Interne Erhebungen/Public Criminal Compliance
Chr. Knauer FS Dannecker, C.H. Beck (2023), S. 799

Verf. beschäftigt sich mit internen Untersuchungen in Einrichtungen des öffentlichen Sektors, die im Wesentlichen auf den gleichen Prinzipien wie in der Privatwirtschaft basierten. Aus der unmittelbaren Grundrechtsbindung der Einrichtungen des öffentlichen Sektors erwachse jedoch eine noch stärkere Pflicht zur Gewährleistung eines fairen Verfahrens für betroffene Mitarbeiter.

 

Kriminalpolitik

Abolitionismus/BtMG
Böllinger FS Prittwitz, Nomos (2023), S. 755

Der Beitrag geht der Frage nach, ob der Abolitionismus – insb. bei der Zukunft der Prohibition von Btm – eine gesellschaftliche Chance habe. Der Gesetzgeber sei gefordert, wissenschaftlich beraten einen Paradigmenwechsel zu gestalten.

Freiheitlich-demokratische Strafbegrenzung?
Brunhöber FS Prittwitz, Nomos (2023), S. 59

Verf. untersucht die gängigen Kriminalisierungstheorien mit besonderem Blick auf die Freiheit der Verbotsadressierten und kommt zu dem Schluss, dass Strafrechtsbegrenzung »heute wichtiger denn je« sei, da der Strafgesetzgeber aktuell zur extensiven Kriminalisierung immer neuer Lebensbereiche neige.

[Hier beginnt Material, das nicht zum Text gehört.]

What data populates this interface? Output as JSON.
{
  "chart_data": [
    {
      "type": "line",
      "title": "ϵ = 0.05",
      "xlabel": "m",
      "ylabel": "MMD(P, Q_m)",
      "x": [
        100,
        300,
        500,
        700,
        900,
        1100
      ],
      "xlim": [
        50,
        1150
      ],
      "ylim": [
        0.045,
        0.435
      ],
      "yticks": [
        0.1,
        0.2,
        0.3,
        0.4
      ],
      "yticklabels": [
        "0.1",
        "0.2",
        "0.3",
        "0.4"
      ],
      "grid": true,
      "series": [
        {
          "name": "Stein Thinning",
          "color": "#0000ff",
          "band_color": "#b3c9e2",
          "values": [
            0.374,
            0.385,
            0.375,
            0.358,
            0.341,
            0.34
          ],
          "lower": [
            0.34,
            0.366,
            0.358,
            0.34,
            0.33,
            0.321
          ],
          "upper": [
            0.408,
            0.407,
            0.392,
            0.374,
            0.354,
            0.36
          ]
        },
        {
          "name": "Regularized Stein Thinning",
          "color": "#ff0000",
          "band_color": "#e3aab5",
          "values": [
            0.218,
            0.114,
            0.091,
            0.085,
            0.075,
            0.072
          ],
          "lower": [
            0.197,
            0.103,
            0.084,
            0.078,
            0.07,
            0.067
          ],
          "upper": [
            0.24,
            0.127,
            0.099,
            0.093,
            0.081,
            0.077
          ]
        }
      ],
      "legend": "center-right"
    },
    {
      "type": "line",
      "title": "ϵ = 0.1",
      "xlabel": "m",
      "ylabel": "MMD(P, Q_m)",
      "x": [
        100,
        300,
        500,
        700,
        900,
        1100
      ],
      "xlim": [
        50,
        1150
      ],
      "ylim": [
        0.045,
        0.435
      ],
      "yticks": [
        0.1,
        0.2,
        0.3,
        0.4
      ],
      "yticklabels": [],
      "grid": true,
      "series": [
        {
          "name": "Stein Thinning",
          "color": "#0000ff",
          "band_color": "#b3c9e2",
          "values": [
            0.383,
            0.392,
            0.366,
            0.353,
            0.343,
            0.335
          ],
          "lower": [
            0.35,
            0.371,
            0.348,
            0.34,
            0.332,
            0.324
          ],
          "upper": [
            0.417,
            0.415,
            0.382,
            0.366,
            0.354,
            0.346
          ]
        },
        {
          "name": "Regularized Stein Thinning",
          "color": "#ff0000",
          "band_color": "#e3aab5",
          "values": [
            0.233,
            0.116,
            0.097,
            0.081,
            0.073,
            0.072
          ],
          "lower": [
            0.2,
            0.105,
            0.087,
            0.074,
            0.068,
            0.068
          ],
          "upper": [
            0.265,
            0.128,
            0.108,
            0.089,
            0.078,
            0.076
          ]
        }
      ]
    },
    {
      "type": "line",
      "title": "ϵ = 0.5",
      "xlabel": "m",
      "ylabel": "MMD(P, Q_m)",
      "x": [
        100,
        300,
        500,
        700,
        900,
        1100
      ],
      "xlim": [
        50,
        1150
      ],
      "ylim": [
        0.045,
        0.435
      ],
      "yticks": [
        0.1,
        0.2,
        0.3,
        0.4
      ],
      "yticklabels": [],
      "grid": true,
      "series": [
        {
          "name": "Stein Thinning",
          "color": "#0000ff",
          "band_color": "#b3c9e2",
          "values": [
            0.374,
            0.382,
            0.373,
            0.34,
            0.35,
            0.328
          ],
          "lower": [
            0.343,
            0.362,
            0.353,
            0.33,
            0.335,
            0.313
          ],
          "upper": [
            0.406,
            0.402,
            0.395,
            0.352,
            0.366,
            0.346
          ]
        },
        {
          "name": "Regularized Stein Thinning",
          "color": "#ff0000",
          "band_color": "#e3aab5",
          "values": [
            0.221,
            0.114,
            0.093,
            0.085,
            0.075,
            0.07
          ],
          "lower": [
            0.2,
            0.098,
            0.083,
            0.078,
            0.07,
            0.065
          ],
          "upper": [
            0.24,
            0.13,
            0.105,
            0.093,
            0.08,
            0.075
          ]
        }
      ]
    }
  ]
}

Strafrecht in der Diagnosegesellschaft
Burchard FS Prittwitz, Nomos (2023), S. 77

Verf. plädiert dafür, Gesellschaftsdiagnosen mittlerer Reichweite (»Risikogesellschaft«, »algorithmische Prädikationsgesellschaft«) strafrechtswissenschaftlich aufzugreifen und deren Bedeutung für den politischen Wandel des Strafrechts zu analysieren.

Kollektive Verantwortungsübernahme als Strafrechtsalternative
K. Günther FS Prittwitz, Nomos (2023), S. 111

Verf. untersucht gesellschaftliche Einflüsse, die Straftaten hervorbringen und fordert eine Kriminalpolitik, die gesellschaftliche Verantwortung akzentuiere. Hierfür sei die Gesellschaft vom »Strafmythos« zu befreien und die kollektive Einsicht der Antike wiederzubeleben, dass das Verbrechen primär in die Verantwortung der Gesellschaft falle.

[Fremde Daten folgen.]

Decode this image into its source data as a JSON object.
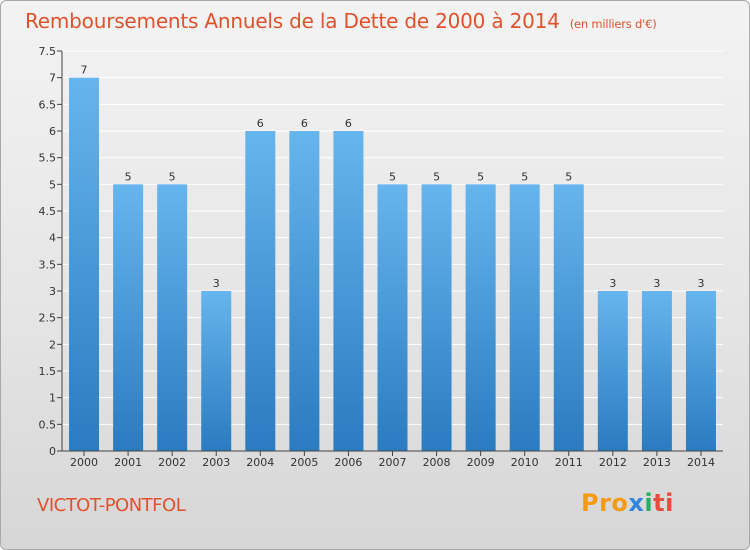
{
  "title": "Remboursements Annuels de la Dette de 2000 à 2014",
  "title_unit": "(en milliers d'€)",
  "city": "VICTOT-PONTFOL",
  "logo": {
    "part1": "Pro",
    "part2": "x",
    "part3": "i",
    "part4": "ti"
  },
  "colors": {
    "title": "#e0512c",
    "bar_top": "#66b5ee",
    "bar_bottom": "#2a7bc0",
    "grid": "#ffffff",
    "axis": "#444444"
  },
  "chart_data": {
    "type": "bar",
    "categories": [
      "2000",
      "2001",
      "2002",
      "2003",
      "2004",
      "2005",
      "2006",
      "2007",
      "2008",
      "2009",
      "2010",
      "2011",
      "2012",
      "2013",
      "2014"
    ],
    "values": [
      7,
      5,
      5,
      3,
      6,
      6,
      6,
      5,
      5,
      5,
      5,
      5,
      3,
      3,
      3
    ],
    "data_labels": [
      "7",
      "5",
      "5",
      "3",
      "6",
      "6",
      "6",
      "5",
      "5",
      "5",
      "5",
      "5",
      "3",
      "3",
      "3"
    ],
    "y_ticks": [
      "0",
      "0.5",
      "1",
      "1.5",
      "2",
      "2.5",
      "3",
      "3.5",
      "4",
      "4.5",
      "5",
      "5.5",
      "6",
      "6.5",
      "7",
      "7.5"
    ],
    "ylim": [
      0,
      7.5
    ],
    "grid": true,
    "title": "Remboursements Annuels de la Dette de 2000 à 2014",
    "xlabel": "",
    "ylabel": ""
  }
}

Strafbarkeit von Desinformation
Herzog/Sotiriadis FS Prittwitz, Nomos (2023), S. 633

Kritische Betrachtung kriminalpolitischer Erwägungen zur Strafbarkeit des Verbreitens von Desinformation (»Fake News«) in einer freiheitlich verfassten Gesellschaft.

Kriminalität der Mächtigen
Jasch FS Prittwitz, Nomos (2023), S. 803

Verf. geht der Frage nach, ob Herbert Jägers Konzept einer »Kriminalität der Mächtigen« eine Zukunft habe. Er kommt zu dem Schluss, dass dieser nur als Populärwissenschaftsbegriff tauge und einer ernsthaften Auseinandersetzung mit den Machtverhältnissen hinter der vom Autor diagnostizierten Selektivität der Kriminalisierung im Wege stünde.

»KI«/Algorithmische Justiz
Kaiafa-Gbandi FS Prittwitz, Nomos (2023), S. 693

Verf. wägt pros und cons der Verwendung von Algorithmen in der Strafjustiz ab. Hierbei sei zwar die Sensibilität für die betroffenen Grundrechtsposition zu beachten, dennoch aber die Chance zu sehen, die Qualität und Fairness menschlich verantworteter Gerichtsentscheidungen durch den Einsatz von Künstlicher Intelligenz (KI) zu verbessern.